A livello di contenuto, i temi del supereroe e dell’ibridazione fra umano e animale sono, come si dice, "sempre più di attualità". Spiderman è un ibrido tra uomo e un ragno OGM (nel fumetto, altri tempi, era un ragno radioattivo); il suo rivale, Doc Ock, è un corpo umano di cui si è impossessata una macchina.

Al cinema, da Frankenstein in poi, lo scienziato che si rinchiude da solo nel buio del suo laboratorio e si esclude dalla società prima o poi fa danni, anche grossi. Il cattivo di "Spiderman 2" è proprio il classico scienziato pazzo: si mette in testa di costruirsi un sole in casa ed è morfologicamente votato a essere mangiato dalla sua creatura, dei bracci meccanici che si mette addosso e che finiscono per dominarlo. Di fronte al fascino della techne, la carne non può resistere; le tecnologie applicate al corpo non fanno altro che renderlo un’appendice delle sue protesi. Il filosofo Mario Perniola lo chiama sex appeal dell’inorganico. Uno dei momenti più belli del film è quando, verso la fine, uno dei bracci assume biblicamente la forma di un serpente tentatore: la tecnica per lo scienziato è ormai come il serpente che dice a Eva: "Perché non farlo?"

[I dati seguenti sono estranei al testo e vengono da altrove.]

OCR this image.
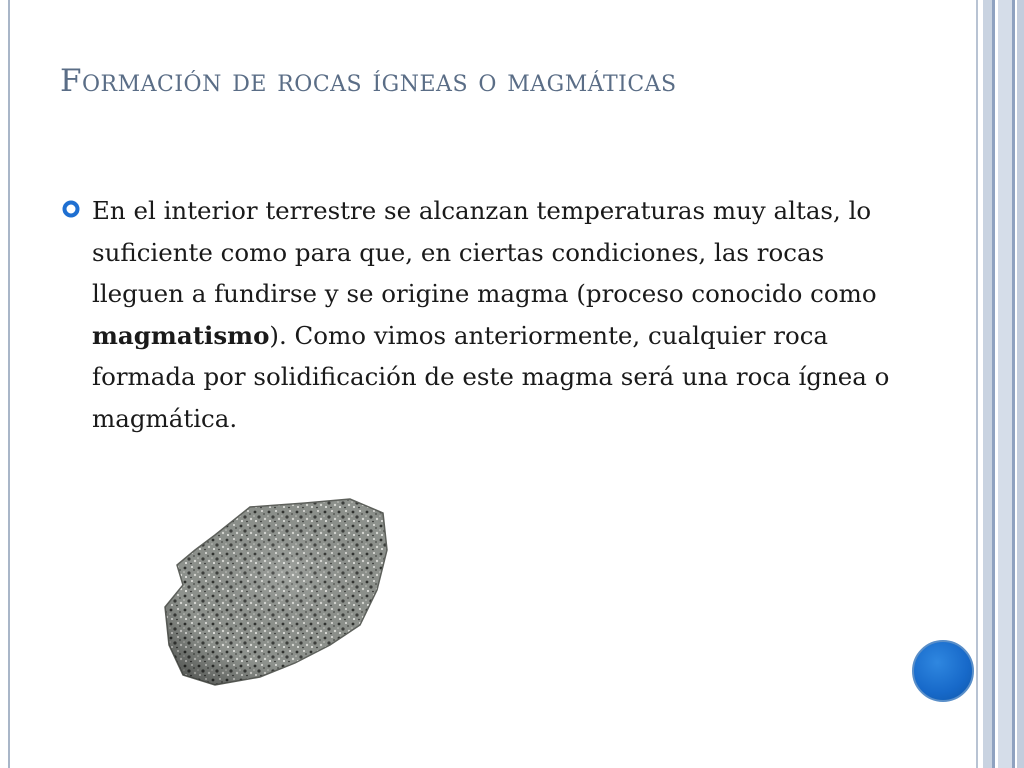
Formación de rocas ígneas o magmáticas
En el interior terrestre se alcanzan temperaturas muy altas, lo suficiente como para que, en ciertas condiciones, las rocas lleguen a fundirse y se origine magma (proceso conocido como magmatismo). Como vimos anteriormente, cualquier roca formada por solidificación de este magma será una roca ígnea o magmática.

In conclusione, la "nuova" malinconia dell’Uomo Ragno non è affatto nuova, anche se a noi sembra che questa sua tristezza gli derivi, oltre che da un amorino che non decolla, dal fatto che su un paio di grattacieli non si può più arrampicare. L’idea, che stupisce come se fosse studiata per l’America del 2004, è invece, come è noto, uno dei tratti distintivi di un fumetto concepito nel 1962 sotto lo slogan "un supereroe con dei superproblemi". Più che nel supereroe, è nei superproblemi che oggi riconosciamo noi stessi e il mondo.